La lluvia que cayó durante la madrugada tiñó de gris la mañana en Resistencia, pero no logró detener el pulso de la Bienal Internacional de Escultura 2026. Apenas comenzó la jornada, los diez escultores volvieron a ocupar sus espacios de trabajo y encendieron sus máquinas para dar continuidad a las obras que, día tras día, comienzan a revelar su forma definitiva.
Con el certamen transitando su cuarto día, el tiempo empieza a convertirse en un factor clave. Cada golpe sobre el mármol travertino, cada corte en el acero inoxidable y cada detalle incorporado acerca a los artistas al objetivo de concluir sus esculturas antes del sábado 25 de julio, fecha en la que finalizará la competencia.

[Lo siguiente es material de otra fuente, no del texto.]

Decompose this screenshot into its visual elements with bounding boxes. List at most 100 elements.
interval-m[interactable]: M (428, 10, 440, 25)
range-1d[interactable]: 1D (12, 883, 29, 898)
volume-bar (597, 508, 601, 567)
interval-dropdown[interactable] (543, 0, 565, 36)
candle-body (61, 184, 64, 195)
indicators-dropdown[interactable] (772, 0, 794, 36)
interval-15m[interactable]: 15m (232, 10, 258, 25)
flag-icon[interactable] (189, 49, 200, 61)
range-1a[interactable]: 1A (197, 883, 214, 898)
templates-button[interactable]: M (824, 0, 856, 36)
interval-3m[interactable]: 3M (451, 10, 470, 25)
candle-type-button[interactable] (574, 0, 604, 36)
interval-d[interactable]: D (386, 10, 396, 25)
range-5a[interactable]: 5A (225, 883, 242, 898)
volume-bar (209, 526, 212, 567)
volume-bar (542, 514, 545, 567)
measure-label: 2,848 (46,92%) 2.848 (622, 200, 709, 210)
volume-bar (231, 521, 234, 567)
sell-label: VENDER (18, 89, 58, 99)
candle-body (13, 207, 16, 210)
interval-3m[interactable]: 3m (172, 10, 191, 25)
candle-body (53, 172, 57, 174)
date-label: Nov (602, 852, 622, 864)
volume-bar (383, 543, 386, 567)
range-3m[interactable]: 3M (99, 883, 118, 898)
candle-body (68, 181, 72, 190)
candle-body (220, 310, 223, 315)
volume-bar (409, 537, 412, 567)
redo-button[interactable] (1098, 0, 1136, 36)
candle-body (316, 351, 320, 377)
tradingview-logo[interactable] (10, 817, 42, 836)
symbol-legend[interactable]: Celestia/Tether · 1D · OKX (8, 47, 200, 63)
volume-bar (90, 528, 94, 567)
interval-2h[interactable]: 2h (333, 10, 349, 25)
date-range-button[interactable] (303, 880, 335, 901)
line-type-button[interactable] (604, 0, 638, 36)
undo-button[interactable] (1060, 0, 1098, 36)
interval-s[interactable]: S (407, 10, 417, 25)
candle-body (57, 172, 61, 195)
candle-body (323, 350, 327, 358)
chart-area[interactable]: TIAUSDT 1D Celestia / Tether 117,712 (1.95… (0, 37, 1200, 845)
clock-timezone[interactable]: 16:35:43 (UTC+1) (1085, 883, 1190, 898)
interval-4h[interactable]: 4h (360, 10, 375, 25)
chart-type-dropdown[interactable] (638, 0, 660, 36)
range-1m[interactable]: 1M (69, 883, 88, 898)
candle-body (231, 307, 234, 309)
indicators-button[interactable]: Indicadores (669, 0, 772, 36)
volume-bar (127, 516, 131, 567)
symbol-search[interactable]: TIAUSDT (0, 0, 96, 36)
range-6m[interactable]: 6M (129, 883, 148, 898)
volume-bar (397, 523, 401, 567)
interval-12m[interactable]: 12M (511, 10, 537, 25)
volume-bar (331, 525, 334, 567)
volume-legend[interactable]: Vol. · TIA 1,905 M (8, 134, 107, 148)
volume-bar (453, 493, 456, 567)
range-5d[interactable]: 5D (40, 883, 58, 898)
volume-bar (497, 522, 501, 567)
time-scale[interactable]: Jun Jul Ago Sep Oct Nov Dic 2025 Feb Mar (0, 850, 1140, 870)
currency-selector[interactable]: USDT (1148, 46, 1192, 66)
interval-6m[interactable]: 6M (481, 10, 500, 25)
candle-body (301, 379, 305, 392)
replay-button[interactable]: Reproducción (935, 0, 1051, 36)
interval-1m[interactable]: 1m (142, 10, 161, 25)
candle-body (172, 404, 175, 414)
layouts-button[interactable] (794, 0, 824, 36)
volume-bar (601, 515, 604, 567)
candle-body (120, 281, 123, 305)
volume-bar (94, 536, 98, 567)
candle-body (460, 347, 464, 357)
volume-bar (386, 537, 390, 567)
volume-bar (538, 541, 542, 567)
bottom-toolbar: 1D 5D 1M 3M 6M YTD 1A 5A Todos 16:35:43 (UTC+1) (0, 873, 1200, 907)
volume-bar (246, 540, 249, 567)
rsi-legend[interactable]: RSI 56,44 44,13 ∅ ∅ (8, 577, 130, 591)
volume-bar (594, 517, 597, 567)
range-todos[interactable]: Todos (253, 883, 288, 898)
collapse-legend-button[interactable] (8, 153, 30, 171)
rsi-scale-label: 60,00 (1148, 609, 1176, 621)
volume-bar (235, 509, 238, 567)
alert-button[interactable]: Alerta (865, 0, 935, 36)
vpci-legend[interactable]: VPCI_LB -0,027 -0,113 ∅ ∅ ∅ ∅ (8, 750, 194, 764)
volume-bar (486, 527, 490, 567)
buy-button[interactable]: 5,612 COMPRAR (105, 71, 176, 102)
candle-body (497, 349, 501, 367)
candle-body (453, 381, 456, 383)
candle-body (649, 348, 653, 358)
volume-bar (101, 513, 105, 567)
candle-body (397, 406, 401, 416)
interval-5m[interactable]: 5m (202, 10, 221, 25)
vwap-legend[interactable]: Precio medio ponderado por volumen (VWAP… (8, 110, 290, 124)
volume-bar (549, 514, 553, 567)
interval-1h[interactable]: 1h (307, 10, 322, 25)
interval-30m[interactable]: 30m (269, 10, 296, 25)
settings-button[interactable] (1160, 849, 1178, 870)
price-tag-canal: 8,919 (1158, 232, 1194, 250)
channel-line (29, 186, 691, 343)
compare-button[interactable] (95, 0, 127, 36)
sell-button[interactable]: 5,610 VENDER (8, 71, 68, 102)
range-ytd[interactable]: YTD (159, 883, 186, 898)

El paisaje del predio del Domo del Centenario volvió a transformarse en un gran taller a cielo abierto. A pesar del cielo cubierto, el sonido de las amoladoras, las sierras y los cinceles volvió a imponerse entre los visitantes que recorren el lugar para seguir de cerca la evolución de cada proyecto.
Después de las primeras jornadas de desbaste, las obras ya permiten identificar con mayor claridad los conceptos elegidos por cada escultor. Algunas figuras comienzan a emerger del bloque de mármol, mientras otras avanzan en la combinación con el acero inoxidable, material que también forma parte del desafío de esta edición.
Como ocurre cada año, el público puede observar de cerca todo el proceso creativo, conversar con los artistas y descubrir cómo una idea inicial se convierte, lentamente, en una escultura.